Para o empresário contábil Márcio Massao Shimomoto, que também é presidente do Sindicato das Empresas de Serviços Contábeis e das Empresas de Assessoramento, Perícias, Informações e Pesquisas no Estado de São Paulo, Sescon SP; este é um caminho sem volta: "Tenho visto comentários da Fenacon sobre o assunto afirmando que diminuição da desoneração é aumento de imposto. Entretanto mesmo concordando que houve sim um aumento da carga tributária, são essas e outras desonerações que acabaram desequilibrando as contas do governo. Por esse motivo acho difícil ou quase impossível voltar atrás. Pois para fechar as contas ou diminui as desonerações, ou aumenta-se a carga tributária para todos".

Apesar disso, é importante lembrar que estas desonerações nasceram como um estímulo à economia: "A desoneração foi criada inicialmente para reduzir o custo da folha de pagamento que é muito cara no Brasil e gerar mais empregos. Além da nossa legislação trabalhista ser extremamente complexa e engessada o seu custo é também muito elevado o que torna o custo Brasil desfavorável frente à concorrência internacional. Se quisermos crescer e gerar empregos em nosso país precisamos urgente de reformas que tornem o Brasil mais competitivo frente aos mercados internacionais e com certeza o aumento no custo da folha de pagamento vai na contramão da competitividade internacional", explica Shimomoto.

A Reoneração na Prática
Para saber mais sobre o tema, o Contabilidade na TV fez uma entrevista com Márcio Shimomoto, segue seu posicionamento e orientação sobre o tema:

* O que muda contabilmente com isso? Dê um exemplo prático.
Resposta: A empresa que optou pela desoneração, ou seja, paga sobre as regras da desoneração uma alíquota que varia de 1% a 4,5% sobre o faturamento dependendo do setor que atua. Pelas novas regras deixará de pagar sobre o faturamento e voltará a recolher a contribuição previdenciária patronal que é de 20% sobre a folha de pagamento, que inclui empregados, sócios e prestação de serviços de autônomos.

Exemplo:

Empresa com faturamento de R$ 1 milhão por mês, cuja contribuição sobre a receita bruta é de 2%, recolhia o tributo de R$ 20 mil. Se a mesma empresa possui uma folha de pagamento de $ 250 mil, onde a contribuição previdenciária patronal é de 20%, gera um recolhimento de R$ 50 mil. Neste caso a empresa passa a ter um recolhimento de mais R$ 30.000,00, além do que já pagava.
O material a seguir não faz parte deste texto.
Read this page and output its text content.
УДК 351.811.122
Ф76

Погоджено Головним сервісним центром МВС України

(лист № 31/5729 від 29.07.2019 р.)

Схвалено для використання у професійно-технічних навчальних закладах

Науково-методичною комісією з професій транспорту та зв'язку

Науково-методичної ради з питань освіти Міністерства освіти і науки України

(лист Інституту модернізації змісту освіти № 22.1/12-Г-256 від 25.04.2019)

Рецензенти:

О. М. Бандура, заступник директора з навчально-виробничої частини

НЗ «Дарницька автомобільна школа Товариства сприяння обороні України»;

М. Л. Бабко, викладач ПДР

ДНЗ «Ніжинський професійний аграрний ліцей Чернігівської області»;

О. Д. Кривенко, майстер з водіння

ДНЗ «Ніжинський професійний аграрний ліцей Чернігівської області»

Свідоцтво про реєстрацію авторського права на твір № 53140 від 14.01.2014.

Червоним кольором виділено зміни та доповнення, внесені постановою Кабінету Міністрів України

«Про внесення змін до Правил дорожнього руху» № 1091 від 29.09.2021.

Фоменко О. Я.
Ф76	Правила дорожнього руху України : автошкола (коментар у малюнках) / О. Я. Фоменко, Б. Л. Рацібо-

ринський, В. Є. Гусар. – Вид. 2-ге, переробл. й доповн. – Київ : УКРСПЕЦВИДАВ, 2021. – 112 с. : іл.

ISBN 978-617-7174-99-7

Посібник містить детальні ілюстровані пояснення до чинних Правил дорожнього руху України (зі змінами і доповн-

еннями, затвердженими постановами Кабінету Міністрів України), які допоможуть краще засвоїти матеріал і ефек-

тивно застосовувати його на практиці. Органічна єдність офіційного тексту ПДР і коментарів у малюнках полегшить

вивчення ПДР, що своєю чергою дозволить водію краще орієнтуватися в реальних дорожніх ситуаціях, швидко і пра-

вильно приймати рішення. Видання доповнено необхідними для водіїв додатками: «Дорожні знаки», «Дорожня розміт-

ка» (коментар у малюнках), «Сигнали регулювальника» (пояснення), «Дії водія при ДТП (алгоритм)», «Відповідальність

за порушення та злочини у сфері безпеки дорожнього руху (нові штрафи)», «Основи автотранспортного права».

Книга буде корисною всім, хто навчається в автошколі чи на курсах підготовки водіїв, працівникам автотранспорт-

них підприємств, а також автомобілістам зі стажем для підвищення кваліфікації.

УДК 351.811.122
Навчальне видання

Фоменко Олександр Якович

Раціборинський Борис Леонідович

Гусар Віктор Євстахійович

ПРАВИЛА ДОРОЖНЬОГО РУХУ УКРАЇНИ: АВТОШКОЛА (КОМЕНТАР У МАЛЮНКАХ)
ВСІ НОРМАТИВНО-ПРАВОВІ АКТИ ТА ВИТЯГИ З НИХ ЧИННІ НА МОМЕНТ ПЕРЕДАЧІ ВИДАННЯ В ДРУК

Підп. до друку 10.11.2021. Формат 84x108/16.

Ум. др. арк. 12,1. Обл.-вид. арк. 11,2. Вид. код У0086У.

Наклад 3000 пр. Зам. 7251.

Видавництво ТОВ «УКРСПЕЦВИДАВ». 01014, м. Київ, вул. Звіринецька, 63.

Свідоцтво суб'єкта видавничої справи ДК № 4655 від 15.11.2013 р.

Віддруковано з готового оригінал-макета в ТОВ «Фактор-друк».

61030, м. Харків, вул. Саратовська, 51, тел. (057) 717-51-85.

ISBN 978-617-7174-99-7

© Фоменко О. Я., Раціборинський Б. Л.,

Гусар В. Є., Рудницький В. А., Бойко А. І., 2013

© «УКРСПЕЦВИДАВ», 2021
* Quais os reflexos econômicos e sociais na sua opinião?
Resposta: Segundo dados da Receita Federal a desoneração representa uma renúncia fiscal de R$ 77,9 bilhões entre 2012 a 2016. Com o fim da desoneração melhora o caixa da previdência, que segundo dados da previdência Social está deficitária, podendo dessa forma contribuir com a possível reforma previdenciária e diminuir a idade mínima para aposentadoria. Por outro lado tenho dúvidas se o fim da desoneração traria grandes benefícios para o caixa da previdência Social pois, no momento econômico que atravessamos, o aumento do custo da folha de pagamento pode gerar mais desempregos caindo assim a arrecadação da previdência, acabando com qualquer vantagem econômica prevista pelo órgão.

* Muitos economistas dizem que isso não vai afetar as empresas, o Sr. concorda?
Resposta: Como a desoneração se tornou optativa de 2015 para 2016, só permaneceram na desoneração aqueles que tinham previsão de que seria vantajoso continuar no regime. Com a mudança, a grande maioria foi onerada em seus tributos. Isso acarretará, com certeza, em maiores custos; o que se não for repassado para o produto final causará desemprego pois o custo da folha de pagamento vai ser elevado.